Non ci sono solo le regole scritte

Se uno si commuove anche a leggere una storia facile e ruffiana di correttezza nello sport settant’anni fa, vuol dire che stiamo messi male.

In November 1940, Cornell was cruising through a second year at the top of college football, undefeated in 18 straight games. When the Big Red went to New Hampshire to play hapless Dartmouth, it was hardly expected to be a contest. But the game, played in snow flurries on a slushy field, proved to be a shocker. Going into the last minute of the game, Dartmouth was up, 3-0. Cornell finally put together a drive to the goal line and on the final play of the game scored the winning touchdown.

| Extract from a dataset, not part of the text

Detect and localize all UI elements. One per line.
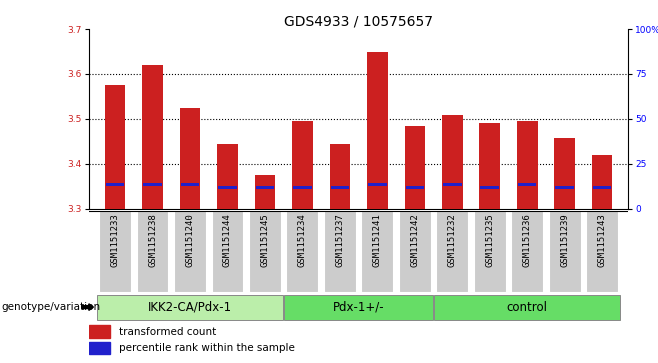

There was just one problem: Referee Red Friesell had lost track of how many snaps Cornell had taken inside the 10-yard line. The touchdown was scored on a fifth down.Dartmouth protested, but the game was over. Cornell could have adopted the modern moral standard that anything the ref allows is allowed. Instead, when the game films showed conclusively that Cornell had won on an extra, illegal snap, the players, coach, athletic director and university president agreed to forfeit the game and did so graciously. Coach Carl Snavely sent a telegram to Hanover, N.H., saying that Cornell “without reservation concede[s] the victory to Dartmouth with hearty congratulations to you and a gallant Dartmouth team.” Dartmouth wired back that it accepted the victory and saluted its “honorable and honored opponent.” As Arthur Daley wrote in the New York Times that week: “Cornell had the sportsmanship to yield a success it felt it had not rightfully earned.”